When Hasso didn’t answer right away, Aderno said, “We can do it! By the goddess, outlander, we can!”
When he called on the goddess again, the cult statue grew more distinct. So did Velona’s face. Were they two sides of the same coin? Hasso was no damn good at such things. The doctrine of the Trinity and the notion of transubstantiation only made his head ache. It wasn’t the goddess’ voice that called to him, though. It was Velona’s: “Are you all right, Hasso Pemsel?”
“Hello, sweetheart. Yes, I’m doing well enough, I guess,” Hasso answered. “I hope you are.”
“I miss you,” she said. “I didn’t think I would, but I do. I want to get you back. If I have to burn down all of Bucovin to do it and kill all the stinking Grenye savages in the way, I will.”
Not even the Fuhrer was that blunt. Hasso didn’t doubt she meant every word of it.
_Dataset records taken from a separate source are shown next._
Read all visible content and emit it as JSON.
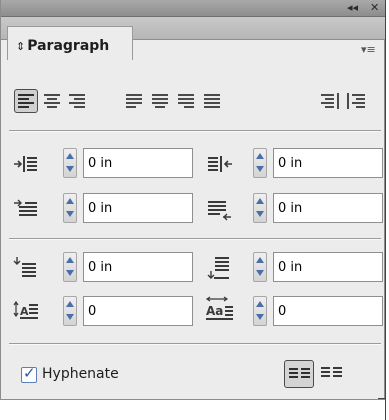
{
  "window": {
    "collapse_icon": "double-left-arrow-icon",
    "close_icon": "close-icon",
    "collapse_glyph": "◂◂",
    "close_glyph": "✕"
  },
  "tab": {
    "label": "Paragraph",
    "updown_glyph": "⇕",
    "menu_icon": "panel-menu-icon",
    "menu_glyph": "▾≡"
  },
  "alignment": {
    "buttons": [
      {
        "name": "align-left",
        "active": true
      },
      {
        "name": "align-center",
        "active": false
      },
      {
        "name": "align-right",
        "active": false
      },
      {
        "name": "justify-last-left",
        "active": false
      },
      {
        "name": "justify-last-center",
        "active": false
      },
      {
        "name": "justify-last-right",
        "active": false
      },
      {
        "name": "justify-all",
        "active": false
      },
      {
        "name": "align-toward-spine",
        "active": false
      },
      {
        "name": "align-away-from-spine",
        "active": false
      }
    ]
  },
  "indents": {
    "left_indent": "0 in",
    "right_indent": "0 in",
    "first_line_left_indent": "0 in",
    "last_line_right_indent": "0 in"
  },
  "spacing": {
    "space_before": "0 in",
    "space_after": "0 in",
    "drop_cap_lines": "0",
    "drop_cap_characters": "0"
  },
  "hyphenate": {
    "label": "Hyphenate",
    "checked": true,
    "check_glyph": "✓"
  },
  "composer": {
    "buttons": [
      {
        "name": "do-not-align-to-baseline-grid",
        "active": true
      },
      {
        "name": "align-to-baseline-grid",
        "active": false
      }
    ]
  },
  "colors": {
    "panel_bg": "#ececec",
    "accent_blue": "#4a6ea8"
  }
}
Whatever else you said about Velona, she’d never once made the acquaintance of hypocrisy.
“Have they tried to trick you into doing things for them? Have they given you sluts to try to make you forget me?” she asked.
“I don’t do anything for them. And I can never forget you. You know that.” Hasso didn’t answer all of the last question. He had to share Velona with the king. How could she get mad at him for somebody like Leneshul?
Maybe you couldn’t keep secrets in a dream. Whether he told her or not, she knew. And she didn’t like it for beans. “I am a goddess! I do what I have to do!” she cried. “You – you’re only a man! How dare you take some smelly little black-haired twat? How dare you?”
Much too late, he remembered she hadn’t wanted him sniffing around Grenye serving girls back in Drammen, either. What could he say? That he had no idea whether he’d ever get away from Falticeni? She should have been able to see it for herself. If she could, she didn’t care – she was playing the woman scorned right up to the hilt.
“Aderno!” she cried. “Center my power while I smite this wretch!”
Hasso was a wizard of sorts. An ordinary man might well not have escaped the goddess’ wrath. He could feel it building like heat lightning on a hot summer day in the southern Ukraine. How to flee? How to get away?
He screamed himself awake.
XVI
He must have done some impressive shrieking. Next thing he knew, three guards were in the room with him, each man with a sword in one hand and a torch in the other. Their shadows swooped around and behind them like something out of a scary movie. Nobody in this whole goddamn world knows what that means, Hasso thought miserably. Nobody but me.